Gilles
2010-Jul-05 10:45 UTC
[asterisk-users] [NAT] * + private IP + locked-down firewalls?
Hello In case Asterisk is used in a private LAN behind a firewall while allowing remote SIP clients to connect from the Net, we must open UDP5060 for SIP and a range of UDP ports (as set in rtp.conf) so let incoming voice packets. Provided the user doesn't have access to the firewall (eg. corporate or hotel), and the firewall doesn't allow dynamic port opening through UPnP or NAT-PMP... 1. Can Asterisk use eg. STUN to open those ports and keep them open through keep-alive packets? If not, is there another solution to solve this issue in this context? 2. In case a dynamic solution is available, does Asterisk provide a tool to monitor that the ports are correctly open, so as to ease problem-solving in case a customer has a problem and needs to be helped over the phone? Knowing that ports on the firewalls are correctly open is one less area to worry about in case Asterisk doesn't work as planned. Thank you.
Gilles
2010-Jul-09 08:28 UTC
[asterisk-users] [NAT] * + private IP + locked-down firewalls?
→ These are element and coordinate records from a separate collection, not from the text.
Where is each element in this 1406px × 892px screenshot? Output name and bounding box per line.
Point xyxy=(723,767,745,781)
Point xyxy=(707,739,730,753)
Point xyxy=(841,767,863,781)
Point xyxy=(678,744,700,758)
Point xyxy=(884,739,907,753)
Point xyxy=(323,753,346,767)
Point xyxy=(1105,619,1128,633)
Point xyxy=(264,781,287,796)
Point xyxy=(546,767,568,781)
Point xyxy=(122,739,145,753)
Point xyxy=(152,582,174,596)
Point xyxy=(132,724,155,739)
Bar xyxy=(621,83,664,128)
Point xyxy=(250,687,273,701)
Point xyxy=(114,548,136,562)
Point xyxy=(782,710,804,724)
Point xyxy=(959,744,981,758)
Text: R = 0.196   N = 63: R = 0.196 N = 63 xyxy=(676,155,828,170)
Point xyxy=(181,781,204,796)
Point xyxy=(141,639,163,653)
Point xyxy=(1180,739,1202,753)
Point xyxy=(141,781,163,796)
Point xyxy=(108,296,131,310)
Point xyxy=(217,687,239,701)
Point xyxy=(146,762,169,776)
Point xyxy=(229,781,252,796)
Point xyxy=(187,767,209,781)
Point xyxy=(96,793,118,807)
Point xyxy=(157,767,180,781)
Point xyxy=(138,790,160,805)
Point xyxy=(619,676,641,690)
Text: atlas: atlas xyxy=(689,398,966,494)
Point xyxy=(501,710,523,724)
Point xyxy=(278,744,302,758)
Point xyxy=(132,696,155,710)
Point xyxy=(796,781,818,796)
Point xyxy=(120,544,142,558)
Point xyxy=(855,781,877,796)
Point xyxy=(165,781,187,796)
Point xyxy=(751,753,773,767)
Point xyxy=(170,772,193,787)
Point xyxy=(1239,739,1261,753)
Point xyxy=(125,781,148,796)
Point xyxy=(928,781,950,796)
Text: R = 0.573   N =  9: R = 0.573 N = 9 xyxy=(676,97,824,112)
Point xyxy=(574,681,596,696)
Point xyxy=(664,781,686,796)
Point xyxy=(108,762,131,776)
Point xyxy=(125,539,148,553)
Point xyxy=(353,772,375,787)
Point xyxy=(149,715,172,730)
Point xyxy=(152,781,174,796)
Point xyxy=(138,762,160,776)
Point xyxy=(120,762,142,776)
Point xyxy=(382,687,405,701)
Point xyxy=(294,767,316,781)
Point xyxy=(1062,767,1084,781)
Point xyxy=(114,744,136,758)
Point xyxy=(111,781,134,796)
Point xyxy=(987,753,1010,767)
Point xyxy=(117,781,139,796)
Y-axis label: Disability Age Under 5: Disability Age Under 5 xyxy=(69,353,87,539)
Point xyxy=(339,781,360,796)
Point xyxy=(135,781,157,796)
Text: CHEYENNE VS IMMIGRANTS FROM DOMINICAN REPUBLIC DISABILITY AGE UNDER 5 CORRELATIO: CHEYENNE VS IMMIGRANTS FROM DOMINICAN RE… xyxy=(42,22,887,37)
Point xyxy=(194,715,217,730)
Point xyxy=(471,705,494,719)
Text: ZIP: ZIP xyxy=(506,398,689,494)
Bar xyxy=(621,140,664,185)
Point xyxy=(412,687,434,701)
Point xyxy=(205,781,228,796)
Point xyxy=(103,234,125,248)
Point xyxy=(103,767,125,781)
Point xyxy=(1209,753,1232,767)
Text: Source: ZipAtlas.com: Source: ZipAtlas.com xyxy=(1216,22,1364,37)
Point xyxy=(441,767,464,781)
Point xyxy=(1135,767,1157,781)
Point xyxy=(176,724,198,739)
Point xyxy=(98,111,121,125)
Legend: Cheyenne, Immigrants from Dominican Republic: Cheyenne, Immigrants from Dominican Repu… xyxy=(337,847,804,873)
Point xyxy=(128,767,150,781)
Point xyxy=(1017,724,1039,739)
On Mon, 05 Jul 2010 12:45:34 +0200, Gilles <codecomplete at free.fr> wrote:>Provided the user doesn't have access to the firewall (eg. corporate >or hotel), and the firewall doesn't allow dynamic port opening through >UPnP or NAT-PMP...For those interested, I was tipped through private e-mail about using OpenVPN to open a steady tunnel between the client and Asterisk, and have the SIP client send packets through that tunnel instead of trying to connect directly.